All lab results should include the Ct for interpretation by a medical professional. Labs should also include the Ct in the roll-up of test results at the local, state, and national levels for public policy decisions. As Jaafar et al. noted in September, tests with a PCR greater than 30 should not impact public health decisions. The testing of all inpatients should also end. Recording deaths from the virus should be the same as for influenza: Only count hospitalized patients with symptoms of the virus and a lab-confirmed test.

Next, researchers and clinicians have emphasized the need for early outpatient treatment for COVID-19 to prevent severe disease and hospitalizations. Effective outpatient treatment would also support building natural immunity in healthy individuals who may speed the process toward COVID-19 becoming an endemic virus that occurs on a seasonal basis with fewer virulent effects.

Effective outpatient treatment requires investing in further trials on readily available generic drugs. To date, more studies are showing that HCQ and Ivermectin are useful in early COVID-19 than studies showing the effectiveness of Remdesivir. Remdesivir requires intravenous delivery over several days in the hospital. The goal should be to keep people out of the hospital. Also, quickly reducing the viral load may be very important now that the effects of COVID-19 on the brain are better understood.

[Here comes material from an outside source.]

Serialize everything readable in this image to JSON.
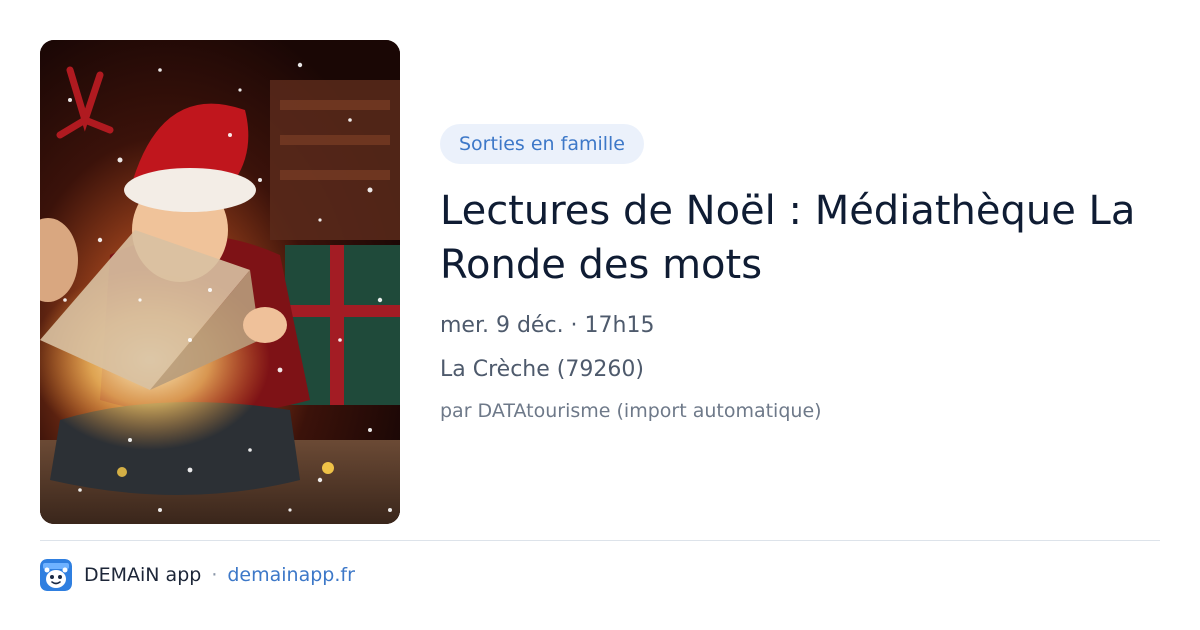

Another very promising treatment in early COVID-19 is Regeneron, the monoclonal antibody treatment President Trump was enthusiastic about. Eli Lily is making a similar treatment as well. The Biden administration should promote research that demonstrates the benefits of facilitating production, distribution, and infusion sites for the treatment. We saw how quickly President Trump, an overweight 74-year-old man, recovered after receiving it. Fox Business host David Asman just extolled the benefits of the drug, citing his and his wife’s experience with it. He noted that there are regulatory barriers to receiving it. Please get rid of them.

Finally, bring a little diversity of thought to the team of advisors. Dr. Fauci has been a leader in the response since the beginning. He’s lost credibility with many people—with the exception of network anchors. The Federalist has an excellent summary of his career inside the government bureaucracy, and it is not all rosy. Everyone should read it before taking his assessments at face value. It correctly points out that the best scientists “do not become administrators. The best scientists do not become coordinators of programs for other scientists in medical schools around the country. The best scientists stay in the labs, they don’t push paper.”

Dr. Fauci has also personally attacked any researcher or clinician with a perspective that differs from his own. Dr. Scott Atlas, a health policy expert, and Dr. Harvey Risch, a well-respected researcher in epidemiology from Yale, are just two of those who got on the wrong side of the media’s favorite “expert.” The COVID-19 response needs more input from treating physicians, active researchers, and public health experts. Dr. Fauci is an immunologist whose worldview is not comprehensive enough to be the lone voice in the public domain.

The science is nowhere near “settled” on COVID-19, and there is more to learn. However, ensuring effective treatment early and outpatient, incorporating accumulated knowledge into the testing regime, and involving a range of input from clinicians and researchers who have different motivations than career bureaucrats are all proactive things the administration should do.

The American people have suffered long enough. A president throwing up his arms in defeat is not acceptable. Neither is leaving in the same players while you tell the public we are losing the game.